Serpenti a sonagli (Guanda,2 011) è una raccolta di racconti lunghi e variegati in cui Irvine Welsh propone diverse situazioni borderline o comunque casi limite della più variegata umanità. A partire dal primo, l’eponimo del libro, appunto, Serpenti a sonagli: tre amici – Eugene, Scott e Madeline – inghiottiti dal deserto del Nevada, si ritrovano a trascorrere la notte in una tenda, ma non saranno sonni tranquilli. Soprattutto se da quelle parti passano rettili e predatori umani, abili ad approfittare di situazioni allucinanti. Con un realismo esasperato (è stato accostato ai veristi, ad autori come Balzac o Zola eppure anche a Miller, Burroughs, Easton Ellis o anche a Palahniuk e Houellebecq) ma allo stesso tempo visionario e scanzonato che non lo abbandona per l’intera opera, Welsh regala al lettore momenti e ritratti indimenticabili:

«E Madeline, Addormentata lì, sul sedile di fianco a lui, lui che fissava le sue lunghe gambe nude; l’abbronzatura esaltata dalle strie di sudiciume, stranamente arrapanti, che la facevano sembrare una sporcacciona, ma proprio di brutto, come una lottatrice nel fango asciugata e puttana: e poteva vedere quelle gambe su, su fino agli hot pants di jeans... che gli correvano incontro in un campo arato... sulle spalle la cascata di lunghi riccioli pesanti di polvere del deserto».
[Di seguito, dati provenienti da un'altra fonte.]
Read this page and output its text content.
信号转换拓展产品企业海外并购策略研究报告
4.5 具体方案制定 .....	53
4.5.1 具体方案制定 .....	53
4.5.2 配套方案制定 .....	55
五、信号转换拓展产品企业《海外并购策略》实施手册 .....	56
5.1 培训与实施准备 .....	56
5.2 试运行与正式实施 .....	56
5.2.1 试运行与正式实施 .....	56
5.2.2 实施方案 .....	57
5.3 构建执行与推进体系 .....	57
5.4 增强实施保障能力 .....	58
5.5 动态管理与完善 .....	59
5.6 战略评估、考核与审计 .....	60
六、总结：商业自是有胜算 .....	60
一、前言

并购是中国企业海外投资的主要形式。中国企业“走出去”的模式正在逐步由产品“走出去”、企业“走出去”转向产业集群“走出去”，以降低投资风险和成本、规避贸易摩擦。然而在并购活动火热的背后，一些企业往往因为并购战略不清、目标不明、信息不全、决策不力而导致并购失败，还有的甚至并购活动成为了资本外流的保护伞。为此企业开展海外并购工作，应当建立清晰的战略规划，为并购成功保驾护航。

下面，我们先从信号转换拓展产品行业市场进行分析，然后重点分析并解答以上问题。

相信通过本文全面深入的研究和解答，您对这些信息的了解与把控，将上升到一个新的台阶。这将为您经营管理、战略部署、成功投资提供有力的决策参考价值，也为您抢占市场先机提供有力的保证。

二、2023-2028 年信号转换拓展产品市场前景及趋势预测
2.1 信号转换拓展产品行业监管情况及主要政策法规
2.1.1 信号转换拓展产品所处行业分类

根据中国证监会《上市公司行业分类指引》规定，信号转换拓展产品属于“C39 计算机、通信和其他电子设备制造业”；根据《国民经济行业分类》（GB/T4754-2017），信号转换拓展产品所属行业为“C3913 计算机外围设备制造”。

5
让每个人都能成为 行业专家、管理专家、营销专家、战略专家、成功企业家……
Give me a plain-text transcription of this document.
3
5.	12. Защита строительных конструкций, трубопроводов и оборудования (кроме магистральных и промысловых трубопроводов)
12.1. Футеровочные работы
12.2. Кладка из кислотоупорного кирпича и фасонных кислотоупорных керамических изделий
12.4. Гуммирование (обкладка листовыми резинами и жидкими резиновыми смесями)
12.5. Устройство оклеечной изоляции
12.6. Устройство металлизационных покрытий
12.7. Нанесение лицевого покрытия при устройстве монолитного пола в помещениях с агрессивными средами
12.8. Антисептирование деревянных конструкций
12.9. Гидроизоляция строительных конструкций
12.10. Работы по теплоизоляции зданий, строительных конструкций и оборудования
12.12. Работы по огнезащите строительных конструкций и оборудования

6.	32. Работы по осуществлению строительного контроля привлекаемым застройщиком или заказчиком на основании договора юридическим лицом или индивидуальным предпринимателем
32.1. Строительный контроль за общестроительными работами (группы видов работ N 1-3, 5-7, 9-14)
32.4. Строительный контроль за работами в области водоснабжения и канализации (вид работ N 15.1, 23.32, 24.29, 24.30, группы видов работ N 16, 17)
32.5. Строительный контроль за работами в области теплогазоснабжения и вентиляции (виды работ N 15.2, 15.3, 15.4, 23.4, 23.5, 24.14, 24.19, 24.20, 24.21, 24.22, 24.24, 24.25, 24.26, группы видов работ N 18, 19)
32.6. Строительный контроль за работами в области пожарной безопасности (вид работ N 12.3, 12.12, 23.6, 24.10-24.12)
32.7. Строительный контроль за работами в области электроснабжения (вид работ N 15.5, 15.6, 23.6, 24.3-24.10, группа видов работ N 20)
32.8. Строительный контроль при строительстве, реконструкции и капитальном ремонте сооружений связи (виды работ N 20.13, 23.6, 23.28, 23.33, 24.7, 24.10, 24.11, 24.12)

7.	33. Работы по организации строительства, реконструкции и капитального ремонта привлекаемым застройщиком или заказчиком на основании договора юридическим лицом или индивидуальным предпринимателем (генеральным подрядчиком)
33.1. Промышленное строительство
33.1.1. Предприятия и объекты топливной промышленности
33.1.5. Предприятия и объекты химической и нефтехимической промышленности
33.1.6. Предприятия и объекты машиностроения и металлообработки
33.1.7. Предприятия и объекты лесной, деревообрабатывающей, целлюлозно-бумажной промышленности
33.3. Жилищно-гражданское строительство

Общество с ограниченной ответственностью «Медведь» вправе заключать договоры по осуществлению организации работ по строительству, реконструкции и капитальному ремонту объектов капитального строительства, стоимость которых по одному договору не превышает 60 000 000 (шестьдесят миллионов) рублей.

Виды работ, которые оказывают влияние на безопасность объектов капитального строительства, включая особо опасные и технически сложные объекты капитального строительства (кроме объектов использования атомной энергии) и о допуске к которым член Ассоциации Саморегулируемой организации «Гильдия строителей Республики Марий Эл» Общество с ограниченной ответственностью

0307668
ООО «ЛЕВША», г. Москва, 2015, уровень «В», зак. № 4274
Per non parlare dei dialoghi: realistici, fedelissimi al parlato, e a tal proposito va un plauso al traduttore Massimo Bocchiola che, nello specifico del primo racconto, ha saputo rendere con perfetta verosimiglianza nel personaggio di Alejandro, quello che da noi viene definito itañol, il gergo metà italiano metà ispanico degli immigrati che non abbandonano la loro lingua ma non parlano ancora perfettamente la nuova (impresa non facilissima, ndr).

Irvine Welsh del resto si dichiara un appartenente alla tradizionale letteratura della working class anglosassone, di cui avrebbe solo aggiornato forma e sostanza e la sua opera è inscindibile dal sobborgo portuale di Leith, a Edimburgo, dov’è nato e cresciuto. Uno stile espressivo e contaminato con il parlato, dunque, e ve lo ricorderete: in Trainspotting, ad esempio, l’opera che gli ha dato notorietà anche grazie alla trasposizione cinematografica di Boyle, ha utilizzato il dialetto scozzese perché più funky rispetto allo Standard Englis. Ma non è solo nello stile che si esalta la grandezza di quest’autore. Anche nelle situazioni folli e originalissime: un libro da leggere, non vi deluderà.